We use the White Rose Maths Hub Scheme to plan our mathematics.
- Year One overview
- Year Two overview
- Year Three overview
- Year Four overview
- Year Five overview
- Year Six overview
At Rufford Primary, we have adopted a mastery approach in order to deliver the three aims of the National Curriculum, fluency, reasoning and problem solving. Teaching for Mastery aims to provide all children with full access to the curriculum, enabling them to achieve confidence and competence – ‘mastery’ – in mathematics, rather than many failing to develop the maths skills they need for the future. We hold the belief that all children can achieve in maths and we teach for secure and deep understanding of mathematical concepts through manageable steps.

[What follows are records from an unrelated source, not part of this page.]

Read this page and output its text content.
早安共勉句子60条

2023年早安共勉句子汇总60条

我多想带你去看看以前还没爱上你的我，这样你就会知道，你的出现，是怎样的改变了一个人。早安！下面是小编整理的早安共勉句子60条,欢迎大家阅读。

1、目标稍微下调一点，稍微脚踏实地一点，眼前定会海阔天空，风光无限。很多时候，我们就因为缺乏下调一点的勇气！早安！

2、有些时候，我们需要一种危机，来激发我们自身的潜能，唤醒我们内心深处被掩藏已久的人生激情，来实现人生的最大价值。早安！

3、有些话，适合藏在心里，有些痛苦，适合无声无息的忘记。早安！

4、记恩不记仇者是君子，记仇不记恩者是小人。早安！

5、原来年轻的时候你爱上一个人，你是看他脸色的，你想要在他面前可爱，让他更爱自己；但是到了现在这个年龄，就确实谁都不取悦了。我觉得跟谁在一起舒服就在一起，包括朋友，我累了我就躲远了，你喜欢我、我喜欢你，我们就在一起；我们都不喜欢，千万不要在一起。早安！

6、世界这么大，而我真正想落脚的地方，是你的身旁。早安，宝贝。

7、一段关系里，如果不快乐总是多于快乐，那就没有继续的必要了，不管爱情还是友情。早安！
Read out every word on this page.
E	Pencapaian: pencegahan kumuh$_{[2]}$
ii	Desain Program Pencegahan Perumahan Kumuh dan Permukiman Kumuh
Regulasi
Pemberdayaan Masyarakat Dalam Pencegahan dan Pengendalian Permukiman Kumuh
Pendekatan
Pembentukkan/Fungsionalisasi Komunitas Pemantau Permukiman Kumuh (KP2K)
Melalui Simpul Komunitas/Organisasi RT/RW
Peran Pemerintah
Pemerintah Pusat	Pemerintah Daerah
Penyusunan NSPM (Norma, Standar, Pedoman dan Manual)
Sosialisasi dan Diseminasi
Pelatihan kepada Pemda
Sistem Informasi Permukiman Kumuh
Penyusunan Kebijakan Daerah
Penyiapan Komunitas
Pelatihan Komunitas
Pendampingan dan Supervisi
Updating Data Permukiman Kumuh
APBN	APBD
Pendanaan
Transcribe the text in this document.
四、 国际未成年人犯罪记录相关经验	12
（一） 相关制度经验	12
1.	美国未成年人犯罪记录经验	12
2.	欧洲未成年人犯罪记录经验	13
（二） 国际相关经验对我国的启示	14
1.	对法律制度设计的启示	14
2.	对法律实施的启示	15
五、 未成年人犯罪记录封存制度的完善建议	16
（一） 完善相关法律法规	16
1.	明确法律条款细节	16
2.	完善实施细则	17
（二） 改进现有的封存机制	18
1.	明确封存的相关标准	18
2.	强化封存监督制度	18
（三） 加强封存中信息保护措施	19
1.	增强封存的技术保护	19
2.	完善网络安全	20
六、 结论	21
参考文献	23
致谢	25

The mastery approach embeds a deeper understanding of maths by utilising a concrete, pictorial, abstract approach so that pupils understand what they are doing rather than just learning to repeat routines without grasping what is happening.
The national curriculum for mathematics aims to ensure that all pupils:
- become fluent in the fundamentals of mathematics, including through varied and frequent practice with increasingly complex problems over time, so that pupils develop conceptual understanding and the ability to recall and apply knowledge rapidly and accurately. This can include number bonds and times tables.
- reason mathematically by following a line of enquiry, conjecturing relationships and generalisations, and developing an argument, justification or proof using mathematical language.
- can solve problems by applying their mathematics to a variety of routine and non-routine problems with increasing sophistication, including breaking down problems into a series of simpler steps and persevering in seeking solutions.
At Rufford, all the mathematical aims above form part of every maths lesson. Our approach aims to provide all children with full access to the curriculum, enabling them to develop independence, confidence and competence in order to be independent mathematicians who are well equipped to apply their learning to the wider world.